Se arrodilló como en otras ocasiones. Esta vez ante el altar tallado en oro de fina orfebrería. La imagen, serena e impasible, parecía mirarlo fijamente desde la cruz, flanqueada por ángeles, querubines y santos de reposada e inerte expresión.
Había acudido a este lugar desde la infancia, de manos de su abuela y luego, de su tía. El catecismo. La primera comunión. Las confesiones con los labios temblorosos y secos pegados a la rejilla. Llenar la pila de agua bendita con el agua de lluvia que se colectaba en un tanque viejo, oxidado y lleno de gusarapos que debía tamizar haciendo pasar el agua por un paño de lienzo o un pedazo de gasa amarillenta. Su asistencia en los oficios de misa. Los rosarios. Padrenuestros. Avemarías. La cara. La sonrisa. La mano acariciando la mejilla o tras la nuca. El hirsutismo que provocaba cosquillas y ganas de estornudar. El sabor insípido, ligeramente salobre que le producía náuseas y lo hacía pensar en puré de gusarapos machacados...

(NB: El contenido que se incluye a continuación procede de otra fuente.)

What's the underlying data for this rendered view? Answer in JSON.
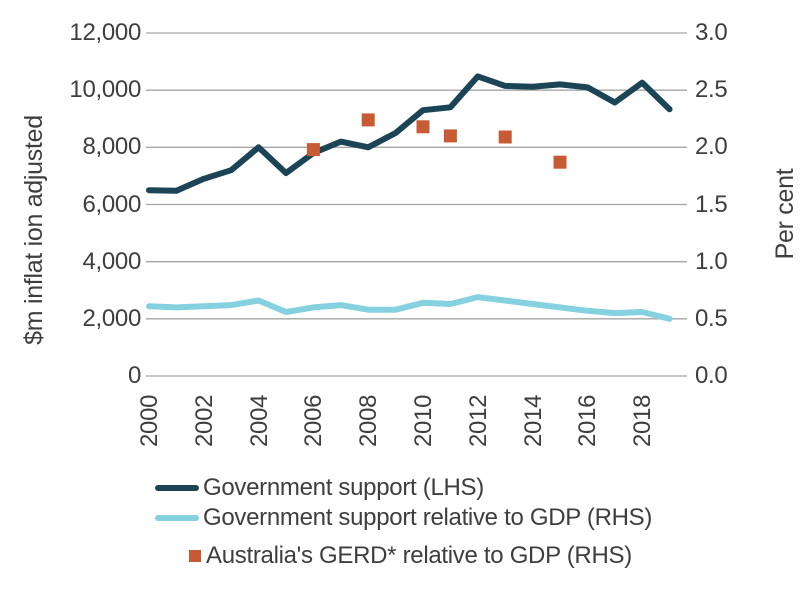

Pidió perdón y preguntó a la efigie si entraría alguna vez al paraíso. El silencio era, demagógicamente, cómplice de su angustia. Un halo intenso lo iluminó todo, súbitamente. El viento, desde el tejado amortajado de grises, ensayaba de pronto una nota lúgubre en los tubos del órgano. Revolotearon con sonido de papel las palomas del campanario. Percibió, más nítidamente que nunca, el vertiginoso aroma de los lirios y las azucenas que desde los nichos de mármol, parecían titilar al influjo de alguna extraña alucinación o influencia.
Sintió el toque leve sobre el hombro. Se volvió. Anticipaba melena radiante y túnica con pies descalzos.
— Está usted detenido. Sírvase de acompañarnos, por favor.
La luz del reflector se hizo más cruda. Los flashes de la cámara forense no dejaban de hacer guiños fugaces en la semipenumbra casi fantasmal de la nave que ahora se le antojaba extrañamente redimida.
El cura yacía desnudo sobre el colchón de su propia sangre.